Calculate the time when an aircraft arrives in an airport and brakes from 160knots to 20knots on a distance of 1500meters. Please help.. :(

Answer 1

Try using this kinematics formula:
\[v_f ^2=v_i ^2 + 2ad\] You have the distance and velocities, so solve for the acceleration. From there, you can solve for the time, since you know:
\[a=\frac{ v_f - v_i }{ t }\]

Answer 2

I can't seem to derive this formula. Can i use this formula to get the time, can you help out please?.

s=a/2 *t^2+v0*t+s0
t=s/((v2+v1)/2)

Answer 3

\[1 \text{ knot} = 1 \text{ (naut. mile / hr)} / 1 \text{ knot} * 1852 \text{ m} / 1 \text{ naut. mile} * 1 \text{ hr}/ 3600 \text{ s}\]\[=\frac{463}{900} \text{ m/s}\]
\[v_f = 160 \text{ knots} * (\frac{463}{900}\text{ m/s})/1 \text{ knot} = 82.3 \text{ m/s}\]\[v_i = 20 \text{ knots} * (\frac{463}{900}\text{ m/s})/1 \text{ knot} = 10.3 \text{ m/s}\]
\[d = 1500m\]
\[v_f^2=v_i^2+2ad\]Solve for \(a\):
\[v_f^2-v_i^2 = 2ad\]\[\frac{v_f^2-v_i^2}{2d} = a\]
\[\frac{v_f-v_i}{t} = a\]Substitute in prior equation:
\[\frac{v_f-v_i}{t} = \frac{v_f^2-v_i^2}{2d} \]Solve for \(t\)
\[t = \frac{2d(v_f-v_i)}{v_f^2-v_i^2}\]Plug in the numbers...

Answer 4

thank u :)

Answer 5

by the way, the acceleration is constant..

Answer 6

Yes, that formula assumes constant acceleration.

Answer 7

***I can't seem to derive this formula.

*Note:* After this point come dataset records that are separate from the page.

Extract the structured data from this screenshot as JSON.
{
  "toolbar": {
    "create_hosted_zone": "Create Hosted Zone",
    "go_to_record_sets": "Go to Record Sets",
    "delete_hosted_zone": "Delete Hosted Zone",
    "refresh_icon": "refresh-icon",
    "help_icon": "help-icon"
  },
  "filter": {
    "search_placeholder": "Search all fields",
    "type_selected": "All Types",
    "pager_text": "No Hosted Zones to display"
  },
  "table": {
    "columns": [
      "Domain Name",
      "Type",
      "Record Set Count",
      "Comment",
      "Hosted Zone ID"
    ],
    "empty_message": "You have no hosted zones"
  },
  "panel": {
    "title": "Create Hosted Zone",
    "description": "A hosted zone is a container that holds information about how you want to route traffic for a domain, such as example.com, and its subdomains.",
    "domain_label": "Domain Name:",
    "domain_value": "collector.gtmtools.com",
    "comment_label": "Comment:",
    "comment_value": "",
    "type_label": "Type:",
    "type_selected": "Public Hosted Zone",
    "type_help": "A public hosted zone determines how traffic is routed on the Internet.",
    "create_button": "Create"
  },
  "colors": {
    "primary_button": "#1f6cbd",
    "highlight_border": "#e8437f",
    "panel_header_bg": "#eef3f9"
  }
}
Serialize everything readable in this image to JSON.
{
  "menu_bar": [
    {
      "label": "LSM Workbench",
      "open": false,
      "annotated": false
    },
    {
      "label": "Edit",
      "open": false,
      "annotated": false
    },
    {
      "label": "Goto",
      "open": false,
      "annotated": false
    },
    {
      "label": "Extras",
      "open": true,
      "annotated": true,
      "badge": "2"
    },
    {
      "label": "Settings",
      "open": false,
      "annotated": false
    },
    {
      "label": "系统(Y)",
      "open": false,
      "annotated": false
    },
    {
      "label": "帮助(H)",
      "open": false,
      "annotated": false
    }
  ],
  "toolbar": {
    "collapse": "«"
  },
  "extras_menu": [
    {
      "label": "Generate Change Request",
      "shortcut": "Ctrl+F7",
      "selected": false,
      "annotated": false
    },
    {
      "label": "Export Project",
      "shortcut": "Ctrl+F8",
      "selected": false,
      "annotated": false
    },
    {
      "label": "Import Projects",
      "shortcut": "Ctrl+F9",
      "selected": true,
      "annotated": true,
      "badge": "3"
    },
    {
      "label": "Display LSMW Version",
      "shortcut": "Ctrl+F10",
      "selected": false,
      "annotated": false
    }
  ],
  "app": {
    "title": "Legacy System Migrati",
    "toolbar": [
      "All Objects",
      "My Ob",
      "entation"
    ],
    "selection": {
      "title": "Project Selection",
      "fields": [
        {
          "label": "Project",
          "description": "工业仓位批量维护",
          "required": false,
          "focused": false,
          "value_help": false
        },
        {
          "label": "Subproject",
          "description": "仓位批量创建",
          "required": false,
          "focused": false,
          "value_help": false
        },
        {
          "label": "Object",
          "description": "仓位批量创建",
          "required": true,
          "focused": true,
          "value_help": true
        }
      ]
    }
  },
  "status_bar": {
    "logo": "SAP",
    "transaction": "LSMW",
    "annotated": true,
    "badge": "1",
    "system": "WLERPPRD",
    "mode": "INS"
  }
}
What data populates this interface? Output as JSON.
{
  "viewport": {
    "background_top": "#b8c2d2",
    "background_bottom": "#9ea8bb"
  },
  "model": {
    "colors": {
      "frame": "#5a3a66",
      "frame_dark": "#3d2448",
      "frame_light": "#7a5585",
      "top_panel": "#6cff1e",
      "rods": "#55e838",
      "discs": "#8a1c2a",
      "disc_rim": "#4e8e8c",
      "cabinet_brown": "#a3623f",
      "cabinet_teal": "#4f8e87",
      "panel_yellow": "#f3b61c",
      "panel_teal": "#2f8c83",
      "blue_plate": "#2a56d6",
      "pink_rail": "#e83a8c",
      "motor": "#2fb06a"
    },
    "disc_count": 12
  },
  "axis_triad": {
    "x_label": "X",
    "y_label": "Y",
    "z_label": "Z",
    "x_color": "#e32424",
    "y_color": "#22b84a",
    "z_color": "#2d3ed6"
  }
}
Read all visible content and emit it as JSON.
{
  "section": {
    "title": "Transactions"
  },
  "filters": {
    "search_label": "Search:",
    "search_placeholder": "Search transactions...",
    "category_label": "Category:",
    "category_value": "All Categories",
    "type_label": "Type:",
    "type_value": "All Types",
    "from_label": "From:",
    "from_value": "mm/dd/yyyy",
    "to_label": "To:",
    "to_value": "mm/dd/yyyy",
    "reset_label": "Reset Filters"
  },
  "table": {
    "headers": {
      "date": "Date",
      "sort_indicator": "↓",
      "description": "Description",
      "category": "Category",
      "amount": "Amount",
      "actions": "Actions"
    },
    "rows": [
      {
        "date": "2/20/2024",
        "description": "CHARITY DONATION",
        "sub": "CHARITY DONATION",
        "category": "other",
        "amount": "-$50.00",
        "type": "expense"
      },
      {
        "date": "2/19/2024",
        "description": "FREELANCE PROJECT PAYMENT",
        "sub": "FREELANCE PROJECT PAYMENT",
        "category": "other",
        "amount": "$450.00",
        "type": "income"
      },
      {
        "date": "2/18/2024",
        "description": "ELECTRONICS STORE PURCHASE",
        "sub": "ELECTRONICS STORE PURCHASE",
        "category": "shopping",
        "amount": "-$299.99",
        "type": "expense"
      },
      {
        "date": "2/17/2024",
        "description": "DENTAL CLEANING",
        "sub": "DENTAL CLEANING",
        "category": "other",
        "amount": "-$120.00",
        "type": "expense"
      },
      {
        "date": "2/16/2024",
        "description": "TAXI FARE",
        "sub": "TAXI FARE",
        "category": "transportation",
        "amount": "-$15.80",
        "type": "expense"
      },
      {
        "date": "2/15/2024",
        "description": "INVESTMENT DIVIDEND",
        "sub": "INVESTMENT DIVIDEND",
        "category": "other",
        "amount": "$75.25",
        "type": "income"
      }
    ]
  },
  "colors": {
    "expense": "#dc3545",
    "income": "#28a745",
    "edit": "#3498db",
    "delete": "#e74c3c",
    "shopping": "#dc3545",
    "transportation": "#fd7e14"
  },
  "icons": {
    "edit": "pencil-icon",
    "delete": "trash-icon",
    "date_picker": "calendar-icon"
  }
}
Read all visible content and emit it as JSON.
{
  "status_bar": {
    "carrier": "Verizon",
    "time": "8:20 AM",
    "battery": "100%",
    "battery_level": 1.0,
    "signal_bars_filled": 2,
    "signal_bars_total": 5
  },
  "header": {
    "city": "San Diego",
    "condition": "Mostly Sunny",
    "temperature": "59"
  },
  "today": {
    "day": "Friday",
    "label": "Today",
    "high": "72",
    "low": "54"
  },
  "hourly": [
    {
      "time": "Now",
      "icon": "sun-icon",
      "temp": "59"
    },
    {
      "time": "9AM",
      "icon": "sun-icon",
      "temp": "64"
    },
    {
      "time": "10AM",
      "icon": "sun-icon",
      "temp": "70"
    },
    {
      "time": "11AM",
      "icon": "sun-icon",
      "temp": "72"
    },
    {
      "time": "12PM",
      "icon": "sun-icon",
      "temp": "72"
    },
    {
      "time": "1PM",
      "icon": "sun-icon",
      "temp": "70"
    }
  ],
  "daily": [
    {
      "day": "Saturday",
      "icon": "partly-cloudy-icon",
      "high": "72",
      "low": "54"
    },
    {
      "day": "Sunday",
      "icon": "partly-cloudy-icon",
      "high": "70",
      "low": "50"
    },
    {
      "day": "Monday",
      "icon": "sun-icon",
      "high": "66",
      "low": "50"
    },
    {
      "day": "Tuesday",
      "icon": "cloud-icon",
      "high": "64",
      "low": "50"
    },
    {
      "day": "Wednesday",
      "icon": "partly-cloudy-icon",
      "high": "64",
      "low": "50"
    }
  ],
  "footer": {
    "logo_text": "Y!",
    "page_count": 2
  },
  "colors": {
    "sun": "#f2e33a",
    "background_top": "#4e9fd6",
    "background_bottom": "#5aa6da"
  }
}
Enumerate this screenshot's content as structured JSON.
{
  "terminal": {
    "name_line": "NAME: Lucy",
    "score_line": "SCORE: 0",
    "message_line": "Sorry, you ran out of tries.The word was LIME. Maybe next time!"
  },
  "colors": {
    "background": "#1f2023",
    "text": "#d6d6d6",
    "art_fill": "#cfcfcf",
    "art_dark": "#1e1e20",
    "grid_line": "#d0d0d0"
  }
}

Can i use this formula to get the time, can you help out please?.

s=a/2 *t^2+v0*t+s0
t=s/((v2+v1)/2)
****

yes you can use the 2nd formula, though you must do as whpalmer and change to consistent units. Working in meters/second you have (moving the 2 up top):
\[ t= \frac{2\cdot 1500 \text { m }}{ 82.3 \text{ m/s} + 10.3 \text{ m/s}} \\t= \frac{3000 \text { m }}{92.6 \text{ m/s} }= 32.4 \text{ s}\]

Answer 8

what does v0 and s0 mean? how will I determine if it's v0 or s0?

Answer 9

\(v_0\) is the initial velocity, \(s_0\) is the initial position. You can tell which one it is by examination of the units.

Answer 10

Thank you guys so much :)